PDL E LEGA: DUE LEADER A VITA
Per spiegarmi meglio: è democratico un partito in cui non sia possibile a nessuno concorrere alla leadership perché essa è assegnata a vita al fondatore e leader? Ed è normale che praticamente nessuno si ponga il problema di quali ricadute questa mancanza di democrazia interna ha sul funzionamento generale del sistema politico, soprattutto nel momento (interminabile) in cui queste formazioni detengono il potere? O non è anche questo un segnale di assuefazione a una forma di democrazia insufficiente e imperfetta?

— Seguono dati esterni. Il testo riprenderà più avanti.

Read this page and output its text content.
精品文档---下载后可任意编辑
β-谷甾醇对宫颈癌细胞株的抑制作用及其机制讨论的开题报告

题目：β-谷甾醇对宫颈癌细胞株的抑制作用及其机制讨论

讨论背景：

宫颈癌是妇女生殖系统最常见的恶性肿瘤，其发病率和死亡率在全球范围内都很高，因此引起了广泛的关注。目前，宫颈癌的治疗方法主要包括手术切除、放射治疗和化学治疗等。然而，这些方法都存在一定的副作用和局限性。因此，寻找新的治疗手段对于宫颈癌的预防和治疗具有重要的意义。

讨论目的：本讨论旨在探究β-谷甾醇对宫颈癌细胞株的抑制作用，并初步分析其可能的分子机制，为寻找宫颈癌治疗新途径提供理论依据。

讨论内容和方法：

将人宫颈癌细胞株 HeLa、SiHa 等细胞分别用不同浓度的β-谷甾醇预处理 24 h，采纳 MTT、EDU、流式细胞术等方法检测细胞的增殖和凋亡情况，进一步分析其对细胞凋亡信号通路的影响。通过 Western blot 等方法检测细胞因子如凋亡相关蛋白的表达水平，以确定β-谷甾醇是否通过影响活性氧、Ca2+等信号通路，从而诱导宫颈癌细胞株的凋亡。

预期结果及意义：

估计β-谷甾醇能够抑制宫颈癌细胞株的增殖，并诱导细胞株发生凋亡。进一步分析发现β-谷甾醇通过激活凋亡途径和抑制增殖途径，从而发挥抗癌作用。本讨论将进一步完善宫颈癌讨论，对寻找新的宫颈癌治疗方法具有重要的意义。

MA QUASI TUTTI I PARTITI SONO COSÌ
IMPOSSIBILE LA CRESCITA DELLE IDEE E DELLE LEADERSHIP
Forse è il momento storico che premia la personalizzazione in tutti i campi, anche in questo, ma a me sembra tanto una scorciatoia di un ceto politico (ma anche di una società nel suo insieme) che non sopporta più la sfida dell’elaborazione del pensiero, il peso dell’organizzazione e della ricerca del consenso, la fatica del confronto fra le diverse posizioni. All’estero non funziona così, infatti negli Usa, in Francia, in Germania i leader sono sulla scena politica da un tempo infinitamente più breve del nostro, e gli stessi presidenti in carica si vedono mettere in discussione la loro leadership all’interno stesso delle proprie formazioni. In Italia invece preferiamo affidarci a un manager, un segretario, un capo, nella speranza che sia la persona giusta per risolvere i problemi senza che noi dobbiamo preoccuparcene in prima persona. E poi ci stupiamo se non c’è ricambio al vertice, se i giovani non trovano spazio, se la società sembra addormentata e incapace di scrollarsi di dosso questa coperta soffocante?